München, Hotel Continental,
am 5. Juni 1905. Spät in der Nacht.
Königliche Hoheit,
Durchlauchtigste Frau Erbgroßherzogin!
Ich träume!
Ich träume, daß ich meine gnädigste, meine gütigste Herrin für immer verlassen habe; ich träume, daß ich heute in der Schloßkirche den mit Orangenblüten durchflochtenen Myrtenkranz trug, daß ich nicht mehr Joachime v. Arnim bin, sondern die Gräfin Wilding-Wild.

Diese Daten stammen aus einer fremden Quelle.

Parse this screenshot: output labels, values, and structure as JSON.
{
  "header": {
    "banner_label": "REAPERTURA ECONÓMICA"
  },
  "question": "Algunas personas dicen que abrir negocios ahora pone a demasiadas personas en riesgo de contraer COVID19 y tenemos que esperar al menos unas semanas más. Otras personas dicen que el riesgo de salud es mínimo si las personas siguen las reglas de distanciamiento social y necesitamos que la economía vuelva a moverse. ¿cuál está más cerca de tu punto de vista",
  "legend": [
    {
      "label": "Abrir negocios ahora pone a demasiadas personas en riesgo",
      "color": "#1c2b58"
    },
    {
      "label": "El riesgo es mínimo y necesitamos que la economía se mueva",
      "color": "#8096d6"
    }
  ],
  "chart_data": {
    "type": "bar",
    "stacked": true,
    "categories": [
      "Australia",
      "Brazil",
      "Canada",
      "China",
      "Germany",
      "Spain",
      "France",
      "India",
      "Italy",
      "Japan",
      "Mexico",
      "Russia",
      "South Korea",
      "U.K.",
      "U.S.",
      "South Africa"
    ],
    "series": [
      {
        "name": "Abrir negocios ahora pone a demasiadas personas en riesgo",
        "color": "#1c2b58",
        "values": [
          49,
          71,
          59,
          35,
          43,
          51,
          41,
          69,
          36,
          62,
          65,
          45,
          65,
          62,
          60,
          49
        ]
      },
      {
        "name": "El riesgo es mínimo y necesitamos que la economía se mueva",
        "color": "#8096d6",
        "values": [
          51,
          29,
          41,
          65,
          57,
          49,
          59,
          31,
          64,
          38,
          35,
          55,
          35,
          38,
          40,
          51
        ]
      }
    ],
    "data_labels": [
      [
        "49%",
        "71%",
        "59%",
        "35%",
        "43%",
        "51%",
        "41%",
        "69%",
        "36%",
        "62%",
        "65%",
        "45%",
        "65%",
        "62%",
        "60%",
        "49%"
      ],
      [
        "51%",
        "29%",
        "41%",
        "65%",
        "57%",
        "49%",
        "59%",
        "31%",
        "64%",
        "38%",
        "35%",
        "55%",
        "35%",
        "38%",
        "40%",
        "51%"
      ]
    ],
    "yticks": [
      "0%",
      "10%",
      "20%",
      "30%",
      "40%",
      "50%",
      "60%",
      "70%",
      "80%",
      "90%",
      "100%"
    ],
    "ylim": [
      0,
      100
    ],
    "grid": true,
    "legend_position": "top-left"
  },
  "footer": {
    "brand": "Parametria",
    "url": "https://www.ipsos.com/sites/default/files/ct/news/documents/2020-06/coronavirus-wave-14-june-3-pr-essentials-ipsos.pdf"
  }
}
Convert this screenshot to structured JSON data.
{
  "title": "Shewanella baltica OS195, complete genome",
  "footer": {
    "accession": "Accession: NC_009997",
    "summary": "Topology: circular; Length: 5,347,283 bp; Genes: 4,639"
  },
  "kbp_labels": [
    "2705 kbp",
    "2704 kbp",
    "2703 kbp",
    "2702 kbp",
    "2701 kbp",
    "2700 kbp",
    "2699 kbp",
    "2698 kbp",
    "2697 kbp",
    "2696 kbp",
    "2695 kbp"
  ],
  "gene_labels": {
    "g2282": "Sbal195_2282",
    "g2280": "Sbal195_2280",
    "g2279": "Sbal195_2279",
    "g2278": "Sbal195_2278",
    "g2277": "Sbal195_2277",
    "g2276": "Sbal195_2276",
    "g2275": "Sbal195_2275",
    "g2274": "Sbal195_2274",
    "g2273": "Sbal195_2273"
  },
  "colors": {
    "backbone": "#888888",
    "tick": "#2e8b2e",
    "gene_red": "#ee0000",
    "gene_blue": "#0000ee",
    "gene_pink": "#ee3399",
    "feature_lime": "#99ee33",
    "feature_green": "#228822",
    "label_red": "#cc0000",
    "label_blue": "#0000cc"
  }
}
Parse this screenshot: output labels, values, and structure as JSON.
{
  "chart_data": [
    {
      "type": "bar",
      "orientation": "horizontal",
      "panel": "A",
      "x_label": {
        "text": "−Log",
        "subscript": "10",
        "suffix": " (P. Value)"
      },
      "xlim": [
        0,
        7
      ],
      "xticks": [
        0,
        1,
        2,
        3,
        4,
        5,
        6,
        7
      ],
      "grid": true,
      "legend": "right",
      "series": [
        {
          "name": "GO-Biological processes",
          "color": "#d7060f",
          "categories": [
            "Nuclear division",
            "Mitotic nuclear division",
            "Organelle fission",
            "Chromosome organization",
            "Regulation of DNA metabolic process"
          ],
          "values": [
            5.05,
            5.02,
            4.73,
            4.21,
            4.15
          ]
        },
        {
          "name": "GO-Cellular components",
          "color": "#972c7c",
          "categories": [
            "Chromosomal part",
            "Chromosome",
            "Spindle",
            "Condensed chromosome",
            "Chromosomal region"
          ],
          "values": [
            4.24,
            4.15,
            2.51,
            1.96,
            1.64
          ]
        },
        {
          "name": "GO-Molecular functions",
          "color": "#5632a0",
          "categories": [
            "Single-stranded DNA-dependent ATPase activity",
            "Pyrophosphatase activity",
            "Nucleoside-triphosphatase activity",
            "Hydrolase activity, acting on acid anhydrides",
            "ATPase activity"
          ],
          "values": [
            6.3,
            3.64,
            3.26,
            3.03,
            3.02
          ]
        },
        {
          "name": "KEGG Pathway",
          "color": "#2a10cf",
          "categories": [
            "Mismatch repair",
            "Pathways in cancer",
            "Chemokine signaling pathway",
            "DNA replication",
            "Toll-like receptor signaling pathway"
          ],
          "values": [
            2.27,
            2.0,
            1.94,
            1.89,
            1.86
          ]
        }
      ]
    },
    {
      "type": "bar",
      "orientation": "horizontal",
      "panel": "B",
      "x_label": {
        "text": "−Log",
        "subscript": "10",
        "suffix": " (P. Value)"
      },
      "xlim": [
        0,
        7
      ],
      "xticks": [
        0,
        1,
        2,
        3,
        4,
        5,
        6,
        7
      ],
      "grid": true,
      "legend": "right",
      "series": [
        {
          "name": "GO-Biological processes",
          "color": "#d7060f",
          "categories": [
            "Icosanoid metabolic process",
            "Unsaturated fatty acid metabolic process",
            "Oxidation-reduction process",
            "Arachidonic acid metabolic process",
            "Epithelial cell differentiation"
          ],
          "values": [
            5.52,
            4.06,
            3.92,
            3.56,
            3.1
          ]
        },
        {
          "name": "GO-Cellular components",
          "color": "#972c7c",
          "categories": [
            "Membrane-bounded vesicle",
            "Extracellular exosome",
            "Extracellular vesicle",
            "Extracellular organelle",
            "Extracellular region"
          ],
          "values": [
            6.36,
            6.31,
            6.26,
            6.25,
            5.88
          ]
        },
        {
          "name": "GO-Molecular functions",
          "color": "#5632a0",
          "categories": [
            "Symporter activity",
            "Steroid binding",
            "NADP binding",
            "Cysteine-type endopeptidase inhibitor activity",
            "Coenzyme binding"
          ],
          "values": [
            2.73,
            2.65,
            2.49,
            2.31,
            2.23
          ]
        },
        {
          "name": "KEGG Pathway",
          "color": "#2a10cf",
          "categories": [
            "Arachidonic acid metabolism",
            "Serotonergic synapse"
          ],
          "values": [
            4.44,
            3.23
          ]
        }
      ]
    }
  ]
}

Seit zwölf Stunden die Gräfin Wilding-Wild, die Gattin eines der glänzendsten Kavaliere seiner Zeit. Vielleicht zu glänzend für meiner geliebten Fürstin kleine Hofdame! Ich weiß, daß Königliche Hoheit so denken – daß am Hofe alle so denken; ich weiß, daß mein Seelchen in den Glanz dieser Männererscheinung flatterte wie ein Mottlein in die Flamme. Und ich weiß, daß ich ein sorgloses, leichtsinniges, frivoles Geschöpf bin, um welches meine hohe Frau im geheimen bangt.
Weshalb bangt?
Als ob es in meiner Natur läge, unglücklich zu sein? Meine Natur ist, zu leuchten und zu lachen, zu flimmern und zu schimmern. Solche Frauennaturen können gar nicht unglücklich sein. Das Talent zum Unglück ist nur tiefen Frauennaturen gegeben: solchen, die leiden können, solchen, die lieben können –
Was schreibe ich in der Nacht meines Hochzeitstages? Als ob ich Harro nicht liebte? Als ob ich nur aus Eitelkeit, nur weil ich gerade von diesem Mann zum Weib begehrt wurde, sein Weib geworden wäre?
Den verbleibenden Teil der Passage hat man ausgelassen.